De vez em quando, um brado retumba por cima do estrupido: são os capitães que
buscam ordenar as batalhas. Debalde! As fileiras têm rareado: o combate
converteu-se num duelo imenso ou, antes, em milhares de duelos. Cada cavaleiro
árabe travou-se com um cavaleiro godo, e os dois contendores esquecem-se de
tudo quanto os rodeia: são dois inimigos, cujo ódio nasceu e encaneceu num
momento, e num momento esse rancor é intenso quanto o fora, se por largos dias
se acumulara sem poder resfolegar. Firmes, os guerreiros cristãos vibram a
pesada acha de armas que tomaram dos Francos, ou jogam a espada curta e
larga dos antigos Romanos, porque as lanças voaram em rachas tanto das mãos
dos godos, como das dos árabes. Estes, curvados sobre os colos dos cavalos e
cobertos com os leves escudos, volteiam em roda dos adversários, e, quase ao mesmo tempo, os acometem por um e por outro lado, tão rápido é o seu
perpassar. Nesta luta da força e da destreza, ora o duro neto dos Visigodos,
deslumbrado pelo incessante dos golpes, esvaído pelas muitas feridas, sufocado
pelo peso da armadura, vacila e cai, como o pinheiro gigante; ora o ligeiro
Agareno vê coriscar em alto o franquisque e logo o sente, se ainda sente,
embargar-lhe o último grito na garganta, até onde rompeu, partindo-lhe o crânio,
e sulcando-lhe o rosto. Assim, os centros dos dois exércitos semelham o tigre e o
leão no circo, abraçados, despedaçando-se, estorcendo-se enovelados, sem que
seja possível prever o desfecho da luta, mas tão-somente que, ao adejar a vitória
sobre um dos campos, terá descido sobre o outro o silêncio e o repouso do
aniquilamento.
Os soldados que seguiam a bandeira de Teodemiro tinham-se abalado para o
combate apenas viram partir os esquadrões de Roderico. A ala direita dos
maometanos era capitaneada pelo emir da cavalaria africana, Mugueiz, a quem
a sua origem cristã fizera dar o nome de Al-Rumi. O emir era o mais valente e
experimentado dos capitães de Tárique, e por isso este fiara do renegado o
mando daquela ala, na qual também esvoaçava o pendão de Juliano, que, se não
abandonara, como Al-Rumi, a crença do Calvário, tinha, contudo, amaldiçoado
também a santa religião da pátria. Estes dois guerreiros, ferozes ambos, um por
índole e hábito, outro por vingança e ambição, amavam-se mutuamente, porque
os fizera irmãos uma palavra escrita em suas consciências, a máxima afronta
humana, o nome de renegados.
O recontro dessa ala foi semelhante em tudo ao do grosso das duas hostes,
salvo que aí o franquisque encontrava no ar o franquisque, a injúria de godos
respondia à injúria proferida por bocas de godos, e as imprecações do ódio
trocavam-se com maior violência ainda. Teodemiro combatia à frente das suas
tiufadias onde mais aceso ia ser o travar da batalha, sem, todavia, esquecer o
ofício de capitão. Era isto; era o exemplo que tornava invencíveis os seus
soldados. Guiando os cavaleiros tingitanos, Juliano também rompera primeiro
adiante dos árabes. Os dois antigos companheiros de combates haviam topado
em cheio, e as lanças voaram-lhes das mãos em rachas. Os cavaleiros passaram
um pelo outro como relâmpagos, para logo tornarem a voltar arrancando das
espadas.
— Circuncidado! — bradou Teodemiro ao perpassar por Juliano na rapidez da
carreira.
— Escravo! — replicou o conde de Septum, rangendo os dentes.

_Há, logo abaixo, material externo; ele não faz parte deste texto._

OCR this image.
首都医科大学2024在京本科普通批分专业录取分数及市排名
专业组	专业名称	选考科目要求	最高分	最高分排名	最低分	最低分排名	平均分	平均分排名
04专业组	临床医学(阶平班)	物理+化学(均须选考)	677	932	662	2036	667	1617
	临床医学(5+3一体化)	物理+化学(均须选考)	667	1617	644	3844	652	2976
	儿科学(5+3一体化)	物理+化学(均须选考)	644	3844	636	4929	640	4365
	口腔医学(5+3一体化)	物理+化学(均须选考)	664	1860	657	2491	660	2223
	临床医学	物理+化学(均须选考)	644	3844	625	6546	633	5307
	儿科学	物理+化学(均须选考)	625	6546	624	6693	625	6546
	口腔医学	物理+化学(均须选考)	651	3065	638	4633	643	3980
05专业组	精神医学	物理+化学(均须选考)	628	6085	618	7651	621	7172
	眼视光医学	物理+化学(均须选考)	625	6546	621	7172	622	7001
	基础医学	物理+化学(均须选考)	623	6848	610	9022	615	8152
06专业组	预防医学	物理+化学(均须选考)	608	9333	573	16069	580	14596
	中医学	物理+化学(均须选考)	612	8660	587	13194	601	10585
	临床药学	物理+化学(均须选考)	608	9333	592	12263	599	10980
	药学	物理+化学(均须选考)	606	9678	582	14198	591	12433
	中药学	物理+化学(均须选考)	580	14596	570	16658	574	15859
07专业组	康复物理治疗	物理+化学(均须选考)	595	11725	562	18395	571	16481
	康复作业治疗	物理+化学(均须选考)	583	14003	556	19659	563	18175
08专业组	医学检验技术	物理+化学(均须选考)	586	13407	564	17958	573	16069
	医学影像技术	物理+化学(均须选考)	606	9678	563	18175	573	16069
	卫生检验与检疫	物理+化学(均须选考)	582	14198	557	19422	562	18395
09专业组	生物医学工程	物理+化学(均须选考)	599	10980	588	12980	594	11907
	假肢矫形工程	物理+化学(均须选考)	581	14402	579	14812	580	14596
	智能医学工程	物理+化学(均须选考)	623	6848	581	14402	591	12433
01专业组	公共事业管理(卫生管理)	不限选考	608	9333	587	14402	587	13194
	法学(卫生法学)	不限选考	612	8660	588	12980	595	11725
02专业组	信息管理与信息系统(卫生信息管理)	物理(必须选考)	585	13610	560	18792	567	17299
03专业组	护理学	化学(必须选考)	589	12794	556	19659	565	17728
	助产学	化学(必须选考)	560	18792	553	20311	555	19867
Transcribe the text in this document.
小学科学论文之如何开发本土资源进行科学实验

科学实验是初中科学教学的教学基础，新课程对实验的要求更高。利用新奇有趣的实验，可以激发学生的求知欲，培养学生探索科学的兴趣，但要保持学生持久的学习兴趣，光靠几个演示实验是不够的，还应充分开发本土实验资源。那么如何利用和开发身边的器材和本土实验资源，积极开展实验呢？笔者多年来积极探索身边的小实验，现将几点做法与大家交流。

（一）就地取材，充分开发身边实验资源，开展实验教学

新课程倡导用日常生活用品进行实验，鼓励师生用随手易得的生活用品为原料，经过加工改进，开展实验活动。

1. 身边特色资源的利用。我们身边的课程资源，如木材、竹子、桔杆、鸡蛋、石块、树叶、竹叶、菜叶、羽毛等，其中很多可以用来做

A injúria vibrada pelo duque de Córdova penetrara mui fundo. Semelhante a
Judas, o conde de Tingitânia traíra a pátria pela cobiça e, defendendo o
estandarte do profeta de Medina, fazia triunfar o Alcorão. Duas vezes a sua ala
era a de um circunciso.
Os dois cavaleiros godos acometeram-se com toda a fúria de rancor
entranhável: as espadas, encontrando-se no ar, faiscaram como o ferro abrasado
na incude: mas a de Teodemiro fora vibrada por braço mais robusto, e, posto que
o golpe descesse amortecido, ainda entrou profundamente no escudo que o seu
adversário levava erguido sobre a cabeça. Entretanto Juliano, revolvendo ligeiro a espada, rompeu a couraça do duque de Córdova e feriu-o levemente no lado.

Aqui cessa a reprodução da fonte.